Tarih bir milletin hafızasıdır kâri. Kim olduğunu, ne olduğunu, nereden geldiğini ve nasıl geldiğini o hafızanın dehlizlerinde bulur milletler. Tam da bu sebeple tarih ilmi, sadece yazılan, okunan veya anlatılan bir hikâye ya da efsane değil esasında bir kimlik ve şuurdur. Ne de güzel söylenmiştir; bugünü var eden dündür; dünü bilmeden bugünü okumaya çalışmak hem beyhude bir uğraş ve hem de sonuçsuz kalacak bir gayrettir yani. Tarihini kaybeden ya da bilmeyen milletler hafızasını yitirmiş insanlar gibidirler.
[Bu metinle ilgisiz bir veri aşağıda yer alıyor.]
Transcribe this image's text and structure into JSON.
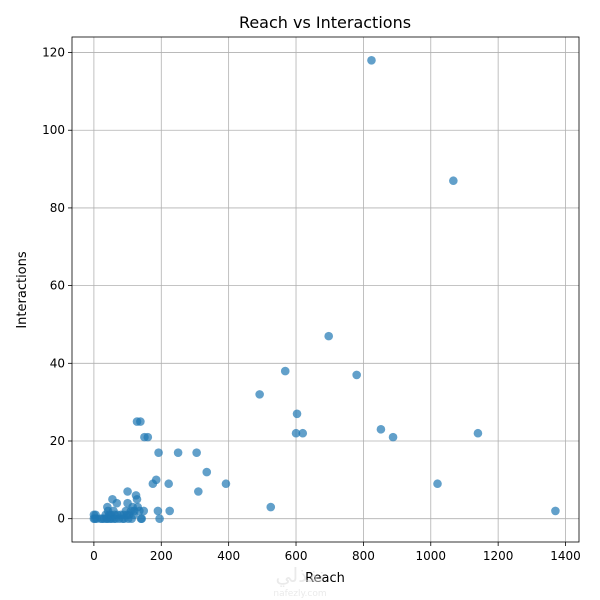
{
  "chart_data": {
    "type": "scatter",
    "title": "Reach vs Interactions",
    "xlabel": "Reach",
    "ylabel": "Interactions",
    "xlim": [
      -65,
      1440
    ],
    "ylim": [
      -6,
      124
    ],
    "xticks": [
      0,
      200,
      400,
      600,
      800,
      1000,
      1200,
      1400
    ],
    "yticks": [
      0,
      20,
      40,
      60,
      80,
      100,
      120
    ],
    "grid": true,
    "marker_color": "#1f77b4",
    "marker_opacity": 0.7,
    "points": [
      {
        "x": 0,
        "y": 0
      },
      {
        "x": 0,
        "y": 1
      },
      {
        "x": 3,
        "y": 0
      },
      {
        "x": 5,
        "y": 1
      },
      {
        "x": 8,
        "y": 0
      },
      {
        "x": 20,
        "y": 0
      },
      {
        "x": 25,
        "y": 0
      },
      {
        "x": 30,
        "y": 0
      },
      {
        "x": 35,
        "y": 1
      },
      {
        "x": 38,
        "y": 0
      },
      {
        "x": 40,
        "y": 0
      },
      {
        "x": 40,
        "y": 3
      },
      {
        "x": 42,
        "y": 2
      },
      {
        "x": 45,
        "y": 1
      },
      {
        "x": 48,
        "y": 0
      },
      {
        "x": 50,
        "y": 1
      },
      {
        "x": 52,
        "y": 0
      },
      {
        "x": 55,
        "y": 5
      },
      {
        "x": 58,
        "y": 2
      },
      {
        "x": 60,
        "y": 0
      },
      {
        "x": 62,
        "y": 1
      },
      {
        "x": 65,
        "y": 0
      },
      {
        "x": 68,
        "y": 4
      },
      {
        "x": 70,
        "y": 1
      },
      {
        "x": 75,
        "y": 0
      },
      {
        "x": 80,
        "y": 1
      },
      {
        "x": 85,
        "y": 0
      },
      {
        "x": 88,
        "y": 1
      },
      {
        "x": 90,
        "y": 0
      },
      {
        "x": 95,
        "y": 2
      },
      {
        "x": 98,
        "y": 1
      },
      {
        "x": 100,
        "y": 7
      },
      {
        "x": 100,
        "y": 4
      },
      {
        "x": 102,
        "y": 0
      },
      {
        "x": 105,
        "y": 1
      },
      {
        "x": 110,
        "y": 2
      },
      {
        "x": 112,
        "y": 0
      },
      {
        "x": 115,
        "y": 3
      },
      {
        "x": 118,
        "y": 1
      },
      {
        "x": 120,
        "y": 2
      },
      {
        "x": 125,
        "y": 6
      },
      {
        "x": 128,
        "y": 25
      },
      {
        "x": 128,
        "y": 5
      },
      {
        "x": 130,
        "y": 3
      },
      {
        "x": 135,
        "y": 2
      },
      {
        "x": 138,
        "y": 25
      },
      {
        "x": 140,
        "y": 0
      },
      {
        "x": 142,
        "y": 0
      },
      {
        "x": 148,
        "y": 2
      },
      {
        "x": 150,
        "y": 21
      },
      {
        "x": 160,
        "y": 21
      },
      {
        "x": 175,
        "y": 9
      },
      {
        "x": 185,
        "y": 10
      },
      {
        "x": 190,
        "y": 2
      },
      {
        "x": 192,
        "y": 17
      },
      {
        "x": 195,
        "y": 0
      },
      {
        "x": 222,
        "y": 9
      },
      {
        "x": 225,
        "y": 2
      },
      {
        "x": 250,
        "y": 17
      },
      {
        "x": 305,
        "y": 17
      },
      {
        "x": 310,
        "y": 7
      },
      {
        "x": 335,
        "y": 12
      },
      {
        "x": 392,
        "y": 9
      },
      {
        "x": 492,
        "y": 32
      },
      {
        "x": 525,
        "y": 3
      },
      {
        "x": 568,
        "y": 38
      },
      {
        "x": 600,
        "y": 22
      },
      {
        "x": 603,
        "y": 27
      },
      {
        "x": 620,
        "y": 22
      },
      {
        "x": 697,
        "y": 47
      },
      {
        "x": 780,
        "y": 37
      },
      {
        "x": 824,
        "y": 118
      },
      {
        "x": 852,
        "y": 23
      },
      {
        "x": 888,
        "y": 21
      },
      {
        "x": 1020,
        "y": 9
      },
      {
        "x": 1067,
        "y": 87
      },
      {
        "x": 1140,
        "y": 22
      },
      {
        "x": 1370,
        "y": 2
      }
    ]
  },
  "watermark": {
    "brand": "نفذلي",
    "url": "nafezly.com"
  }
}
Bu sebeple tarih üzerine yapılan çalışmalar bir şuuru kazandırmak, bir hakikati hatırlatmak ve hafızayı yeniden tazelemek olacaktır. Ve oluyor da…
Bizim gibi büyük milletler arkalarında öyle birkaç asırlık efsaneler değil koca bir maziyi bırakıp da bu günlere gelirler. Her geçtikleri yerde ve yaşadıkları her vakitte kendilerinden izler bırakır ve o izleri bir kültür mirası haline getirirler. İhtiyacı sanata dönüştürür ve sanatı miras diye sonrakilere emanet ederler. Ve bu büyük medeniyetler kurabilmiş, inancını hayatına nakşedebilmiş milletlerin işidir. Yani bizim gibilerin işi…
Osmanlı bir kayıt medeniyetidir. Bir taşın tarihini, bir ağacın tarihini yazan ecdat kendisine şiar diye bildiği ve düstur diye kabul ettiği “İnsanı yaşat ki devlet yaşasın” fehvasınca insanını yaşatmak için kurduğu şehirlerinin de tarihini yani hafızasını elbette kayda almış ve muhafaza etmiştir. Kurdukları köklü medeniyeti halen dahi birer nişan gibi sağlam ve kavi ayakta kalan kadim şehirleriyle vücuda getirmiş ve bugünün modern şehircilik kavramını anlamaya çalışanları dahi hayrete düşürecek bir mantıkla şehir müesseseleri kurup önce toprağı vatan yapmış sonra vatanı sanata çevirmişlerdir ve yaşanabilir alanları birer sanat eserine tahvil etmişlerdir. Avize gibi göğe minareler asmış, türlü çiçeklerle bezer gibi toprağa camiler ekmişlerdir. İnanç tam da böyle sanat olmuştur işte.
Ecdadın dünya görüşü ve hayat anlayışında şehirler yalnızca binalardan, yapılardan, köprülerden, hanelerden, taştan tuğladan ve topraktan ibaret değildir. Şehirlerin de bir ruhu vardır. İnsanlar nasıl ki bir asrı bulmayan ömürlerine tecrübeler sığdırırlarsa şehirler de asırlarca biriken bir tecrübenin tecessüm etmiş halidirler. Dertleri, çileleri, sırları, efsunları ve bir davaları vardır şehirlerin de. Ve şehirlerin de hafızaları vardır. O hafıza onların tarihleri ve yaşanmışlıklarıdır.
Ecdat şehirlere bir ruh üflemiştir. Anlamsız ve maksatsız sadece günlük amaca ve insani ihtiyaca hizmet eden binalar değil onları bir medeniyet timsaline dönüştürecek mekânlara çevirmişlerdir. Ve bunların her birini kayıt altına alıp her birinin varlığına bu şekilde şahitlik etmişler, devlet tarihinin yanında şehirlerin tarihlerini de bizlere birer hazine misali bırakıp da gitmişlerdir.
…
Şimdi benim sorum şu; içinde yaşadığımız şehri ne kadar tanıyoruz? Ne kadar biliyoruz onun dertleri, sırları ve sakladıkları nelerdir? Onun ruhunu ne kadar anlayabiliyor ve ne kadar anlatabiliyoruz?